É nesse estudo que está se baseando a geógrafa Luciana Lopes, do Visões da Terra, que auxilia 19 cooperativas em seis estados do país, ao recomendar que o material coletado fique em quarentena nas cooperativas antes de ser triado.
Mas nem todas têm espaço para isso. Para Aramian, o ideal seria que, nas cidades que seguem fazendo a coleta seletiva residencial, como o Rio de Janeiro, o material fosse armazenado por uma semana antes de ser distribuído às cooperativas. "Ou podiam fazer um plano de informação para a gente, de como lidar com o resíduo, dar EPI (equipamento de proteção individual), e orientar sobre procedimentos internos", completa ela.
Na Cooperecológica, que possui caminhão e vans, trabalham nesta semana apenas os três cooperados que fazem a coleta, e nenhum material está sendo separado. A cooperativa tem acordo de coleta de lixo reciclável com três hospitais públicos cariocas, que deixam o lixo por alguns dias em um abrigo de resíduos. Ela defende que as cooperativas não aceitem material que não passou por quarentena. "Mas as pessoas insistem em trabalhar porque o medo de passar fome é muito grande", diz.
A Comlurb diz que os garis da coleta usam EPI, incluindo luvas, mas que as cooperativas devem ser consultadas quanto aos cuidados que estão tomando. Sabino, que faz parte de uma das dez cooperativas que ainda estão recebendo o material da Prefeitura do Rio, diz que ele e seus colegas separam o material assim que ele chega e que não estão trabalhando de máscaras.
Lopes estima que 80% dos cooperados com quem trabalha estejam parados, entre os de cooperativas que estão fechadas e os afastados. Isso porque grande parte dos catadores são do grupo de risco. "Idosos e pessoas com doenças são um perfil frequente entre os cooperados porque não conseguem entrar no mercado de trabalho", diz.
Segundo Aramian, no Rio de Janeiro, a média de renda mensal de catadores cooperados é de R$ 680 e cada cooperativa tem, em média, 20 cooperados.
Na Coopercaxias, que também fica no Jardim Gramacho, em Duque de Caxias, na Baixada Fluminense, 10 dos 15 cooperados estão em casa. Segundo Nilson José dos Santos, um dos que segue trabalhando, o local, que chegava a coletar de 60 a 70 toneladas por mês, não consegue hoje coletar nem 20% disso. "Estamos preocupados com duas coisas, com a saúde e com a comida. A gente não sabe como vai sobreviver nesses meses", diz ele.

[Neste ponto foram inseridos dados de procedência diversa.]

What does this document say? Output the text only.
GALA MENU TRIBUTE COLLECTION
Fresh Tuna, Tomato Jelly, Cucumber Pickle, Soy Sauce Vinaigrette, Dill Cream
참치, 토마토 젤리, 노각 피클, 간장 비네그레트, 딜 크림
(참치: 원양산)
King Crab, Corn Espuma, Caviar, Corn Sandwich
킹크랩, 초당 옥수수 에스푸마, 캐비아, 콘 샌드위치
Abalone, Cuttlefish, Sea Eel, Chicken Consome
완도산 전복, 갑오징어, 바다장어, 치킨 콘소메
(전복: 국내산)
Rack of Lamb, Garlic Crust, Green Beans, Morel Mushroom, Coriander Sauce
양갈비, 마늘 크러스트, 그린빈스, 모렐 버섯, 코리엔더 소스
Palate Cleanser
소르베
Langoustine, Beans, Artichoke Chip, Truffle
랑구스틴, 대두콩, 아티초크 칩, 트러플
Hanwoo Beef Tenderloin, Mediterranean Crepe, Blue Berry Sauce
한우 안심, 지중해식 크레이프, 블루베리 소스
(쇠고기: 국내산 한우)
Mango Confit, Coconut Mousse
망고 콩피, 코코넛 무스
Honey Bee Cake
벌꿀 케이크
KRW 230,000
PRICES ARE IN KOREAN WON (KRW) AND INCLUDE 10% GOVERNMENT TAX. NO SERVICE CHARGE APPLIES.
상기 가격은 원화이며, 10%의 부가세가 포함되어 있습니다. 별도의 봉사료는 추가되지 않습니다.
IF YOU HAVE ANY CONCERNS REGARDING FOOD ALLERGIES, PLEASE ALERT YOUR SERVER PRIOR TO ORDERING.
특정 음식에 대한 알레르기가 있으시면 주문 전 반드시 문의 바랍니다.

A Defensoria Pública da União, em conjunto com algumas defensorias estaduais e com o Ministério Público do Trabalho, tem expedido recomendações quanto a catadores de material reciclável, como a necessidade de programas de renda mínima e segurança alimentar, além de fornecimento de equipamentos de proteção e produtos de limpeza.
No dia 23, o governo do Rio de Janeiro sancionou lei que prevê o pagamento de meio salário mínimo a empreendedores da economia popular solidária que estejam registrados no Cadsol (Cadastro Nacional de Empreendimentos Econômicos Solidários). O governo diz que trabalha para regulamentar a lei o mais breve possível.
Aramian corre agora para ajudar as cooperativas que ainda não têm esse cadastro a se cadastrarem. "Aqueles que trabalham em cooperativas não têm direitos, ganham dinheiro só se trabalhar. Sem trabalho vamos ficar longe do coronavírus e perto da fome", diz ela.
Enquanto isso, o Mesc organiza uma vaquinha online para comprar cestas básicas para membros de 11 cooperativas do estado. O Visões da Terra, que atende cidades como Rondonópolis (MT) e São Luís (MA), também está promovendo uma vaquinha para garantir renda aos trabalhadores das 19 cooperativas que auxilia.